The characteristics of the model allow a better matching with reality, and provide interesting insights to the stakeholders of the freight transportation chain. Indeed, the obtained results in terms of modal split and intermodal terminal location and type can be used by public authorities, infrastructure and terminal managers, or road, rail and IWW carriers to plan their strategic future decisions in alignment with environmental perspectives.

A case study on Belgium reveals interesting information regarding the impact on flow distribution, terminal type, and terminal location, of the followed economic or environmental policy, of the consideration or not of economies of scale, of the structure of costs and emissions, and of the number of located terminals.

The case study shows that different terminal types and modal splits are obtained, depending on the economic- or environmental-oriented policy that is considered. Similarly, the chosen policy affects the modal split inside the intermodal market share.
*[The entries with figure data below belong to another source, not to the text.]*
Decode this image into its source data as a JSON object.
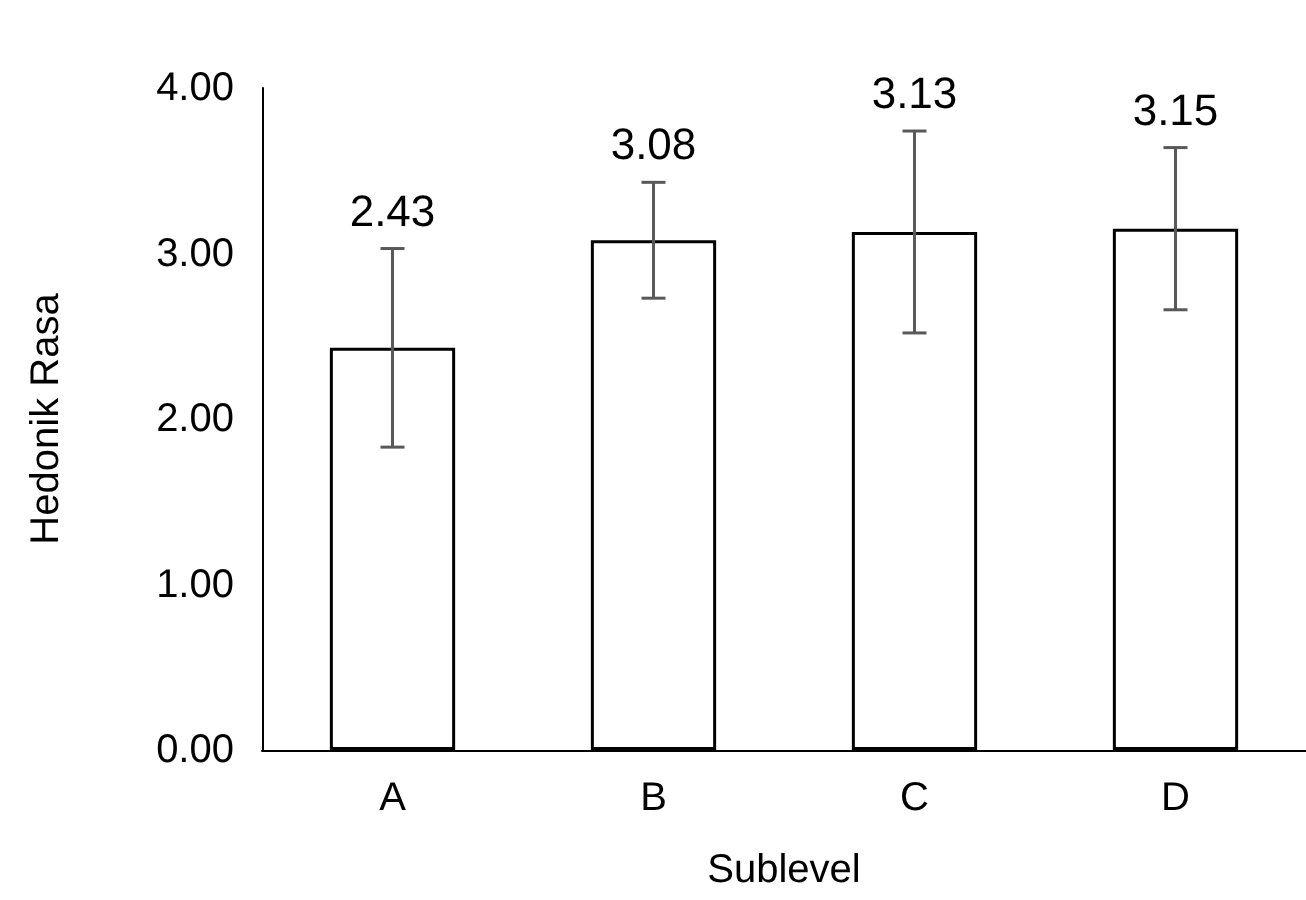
{
  "chart_data": {
    "type": "bar",
    "xlabel": "Sublevel",
    "ylabel": "Hedonik Rasa",
    "categories": [
      "A",
      "B",
      "C",
      "D"
    ],
    "values": [
      2.43,
      3.08,
      3.13,
      3.15
    ],
    "color": "#ffffff",
    "errors": [
      0.6,
      0.35,
      0.61,
      0.49
    ],
    "data_labels": true,
    "ylim": [
      0,
      4
    ],
    "yticks": [
      {
        "value": 0,
        "label": "0.00"
      },
      {
        "value": 1,
        "label": "1.00"
      },
      {
        "value": 2,
        "label": "2.00"
      },
      {
        "value": 3,
        "label": "3.00"
      },
      {
        "value": 4,
        "label": "4.00"
      }
    ],
    "grid": false
  }
}
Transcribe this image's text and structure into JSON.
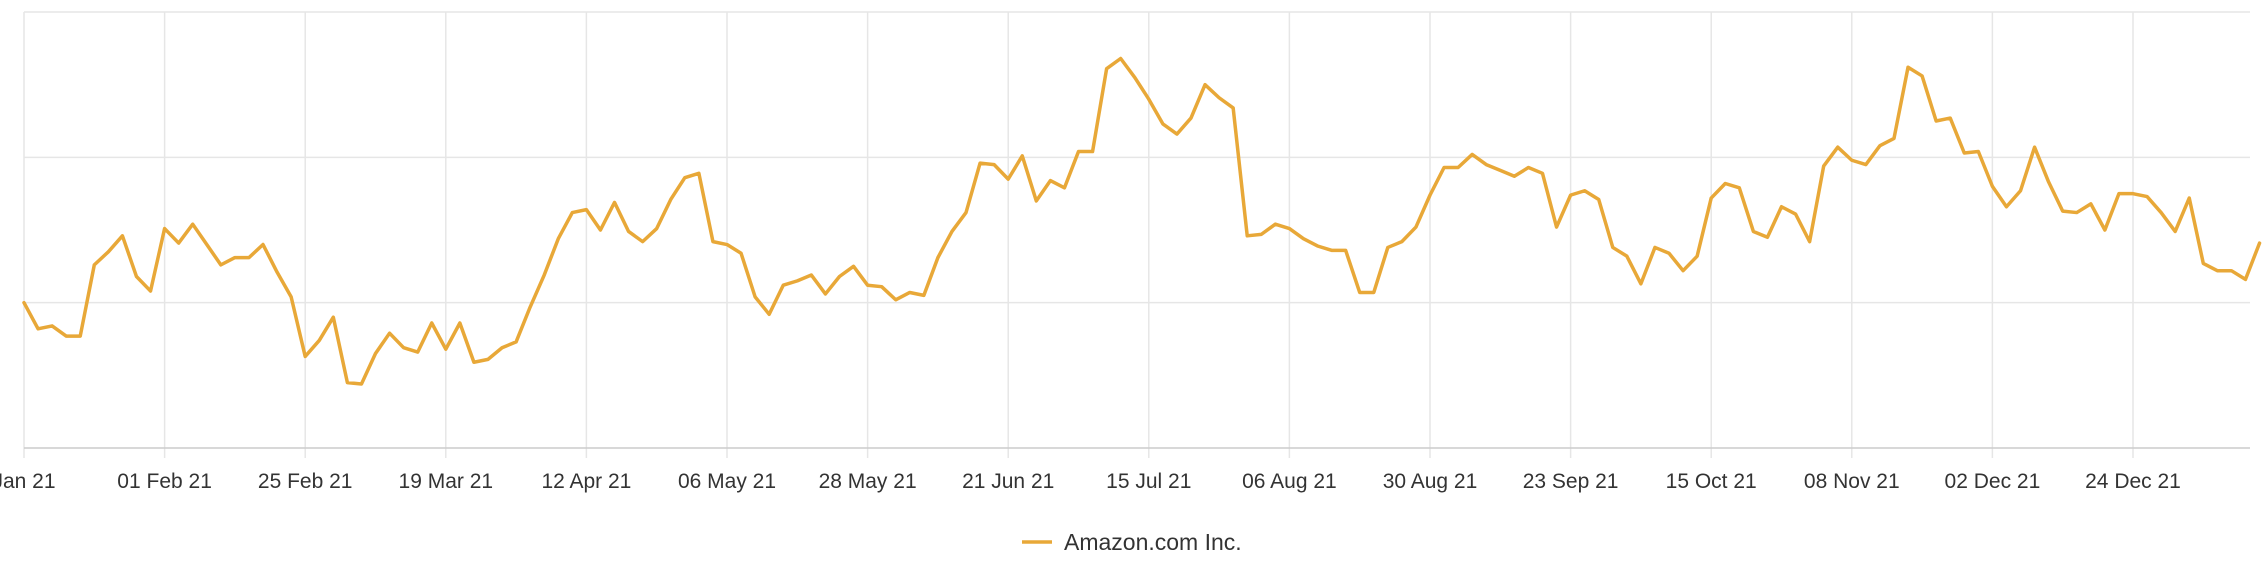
{
  "chart_data": {
    "type": "line",
    "title": "",
    "xlabel": "",
    "ylabel": "",
    "x_tick_labels": [
      "Jan 21",
      "01 Feb 21",
      "25 Feb 21",
      "19 Mar 21",
      "12 Apr 21",
      "06 May 21",
      "28 May 21",
      "21 Jun 21",
      "15 Jul 21",
      "06 Aug 21",
      "30 Aug 21",
      "23 Sep 21",
      "15 Oct 21",
      "08 Nov 21",
      "02 Dec 21",
      "24 Dec 21"
    ],
    "x_tick_index": [
      0,
      10,
      20,
      30,
      40,
      50,
      60,
      70,
      80,
      90,
      100,
      110,
      120,
      130,
      140,
      150
    ],
    "y_gridlines": [
      1,
      2,
      3
    ],
    "ylim": [
      0,
      3
    ],
    "y_tick_labels_visible": false,
    "grid": true,
    "legend": "bottom-center",
    "series": [
      {
        "name": "Amazon.com Inc.",
        "color": "#E8A838",
        "values": [
          1.0,
          0.82,
          0.84,
          0.77,
          0.77,
          1.26,
          1.35,
          1.46,
          1.18,
          1.08,
          1.51,
          1.41,
          1.54,
          1.4,
          1.26,
          1.31,
          1.31,
          1.4,
          1.21,
          1.04,
          0.63,
          0.74,
          0.9,
          0.45,
          0.44,
          0.65,
          0.79,
          0.69,
          0.66,
          0.86,
          0.68,
          0.86,
          0.59,
          0.61,
          0.69,
          0.73,
          0.97,
          1.19,
          1.44,
          1.62,
          1.64,
          1.5,
          1.69,
          1.49,
          1.42,
          1.51,
          1.71,
          1.86,
          1.89,
          1.42,
          1.4,
          1.34,
          1.04,
          0.92,
          1.12,
          1.15,
          1.19,
          1.06,
          1.18,
          1.25,
          1.12,
          1.11,
          1.02,
          1.07,
          1.05,
          1.31,
          1.49,
          1.62,
          1.96,
          1.95,
          1.85,
          2.01,
          1.7,
          1.84,
          1.79,
          2.04,
          2.04,
          2.61,
          2.68,
          2.55,
          2.4,
          2.23,
          2.16,
          2.27,
          2.5,
          2.41,
          2.34,
          1.46,
          1.47,
          1.54,
          1.51,
          1.44,
          1.39,
          1.36,
          1.36,
          1.07,
          1.07,
          1.38,
          1.42,
          1.52,
          1.74,
          1.93,
          1.93,
          2.02,
          1.95,
          1.91,
          1.87,
          1.93,
          1.89,
          1.52,
          1.74,
          1.77,
          1.71,
          1.38,
          1.32,
          1.13,
          1.38,
          1.34,
          1.22,
          1.32,
          1.72,
          1.82,
          1.79,
          1.49,
          1.45,
          1.66,
          1.61,
          1.42,
          1.94,
          2.07,
          1.98,
          1.95,
          2.08,
          2.13,
          2.62,
          2.56,
          2.25,
          2.27,
          2.03,
          2.04,
          1.8,
          1.66,
          1.77,
          2.07,
          1.83,
          1.63,
          1.62,
          1.68,
          1.5,
          1.75,
          1.75,
          1.73,
          1.62,
          1.49,
          1.72,
          1.27,
          1.22,
          1.22,
          1.16,
          1.41
        ]
      }
    ]
  }
}
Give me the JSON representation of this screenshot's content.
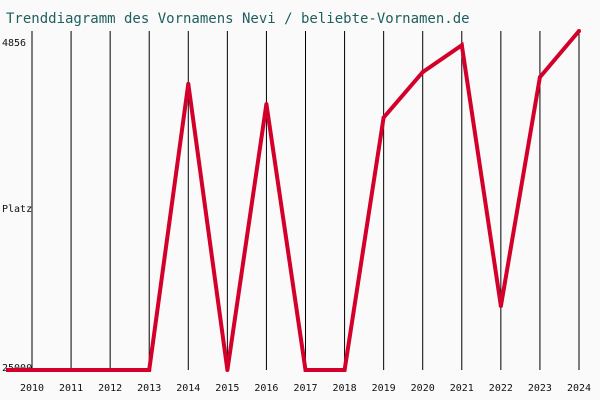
{
  "chart_data": {
    "type": "line",
    "title": "Trenddiagramm des Vornamens Nevi / beliebte-Vornamen.de",
    "xlabel": "",
    "ylabel": "Platz",
    "y_top_label": "4856",
    "y_bottom_label": "25000",
    "ylim": [
      25000,
      4856
    ],
    "grid": "vertical",
    "categories": [
      "2010",
      "2011",
      "2012",
      "2013",
      "2014",
      "2015",
      "2016",
      "2017",
      "2018",
      "2019",
      "2020",
      "2021",
      "2022",
      "2023",
      "2024"
    ],
    "series": [
      {
        "values": [
          25000,
          25000,
          25000,
          25000,
          8000,
          25000,
          9200,
          25000,
          25000,
          10000,
          7300,
          5700,
          21200,
          7600,
          4856
        ]
      }
    ]
  },
  "colors": {
    "line": "#d2002a",
    "grid": "#000000",
    "title": "#1f5f5f",
    "background": "#fafafa"
  }
}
Locations may change according to the economic or environmental desired outcome, but generally most of the terminals remain the same.

No matter if economies of scale are integrated or not, an increase of the intermodal market share is observed going from cost to emission minimization. An increased use of intermodal transport is thus suggested for achieving the environmental objectives related to climate change. Results of the linear and nonlinear cases underline the viability and interest of using intermodal transport on short distances. When economies of scale are integrated, more road flows are transferred to the intermodal market share, compared to the linear case.

Slight modifications of the unit costs and emissions of the different modes of transport do not provide significant impacts on the terminal location and flow distribution. This shows the robustness of the model but also highlights the issue that modifying slightly the performance of one mode in terms of costs or emissions (for instance through improved technologies) does not necessary lead to an important modification of the modal split. Moreover, results of the sensitivity analysis also illustrate that modifying road costs or emissions leads to flow transfers between road and intermodal transport, whereas modifications of rail or IWW costs or emissions generate flow exchanges between rail and IWW, inside the intermodal market share.

The terminal locations remain stable when the maximum number of allowed terminals is modified. The modal split behaviour is however different, when economies of scale are taken into account or not. Indeed, with linear costs and emissions, increasing the number of terminals continuously increases the intermodal market share, due to reduced pre- and post-haulage distances. When economies of scale are modelled, the decrease of the road market share is observed only until a certain number of terminals. After this threshold, flows are transferred from one to another terminal, highlighting the risk of self-cannibalization of terminals. Indeed, more terminals means less flows through them, lower possibilities of consolidation, and thus lower economies of scale.

The tests on the Belgian case study reveal that intermodal transport should be more used when environmental goals are followed. These outcomes confirm and support the usefulness of the European policies which encourage the transfer of road freight to more environmentally friendly modes such as rail or IWW. However, the results also underline the risk of flow transfers inside the intermodal market share, rather than between road and intermodal transport.

This research can be extended in future studies, by using other types of externalities to represent the environmental impact. Other applications of the model can also be developed, such as the analysis of new policy scenarios and the assessment of the impact of improvement in environmental friendliness of specific modes. The model can also be applied to another geographical area, where intermodal network design is still in progress. The strategic evaluation in terms of economic and environmental perspective of a new terminal location makes thus full sense in these areas in need of intermodal network design expertise.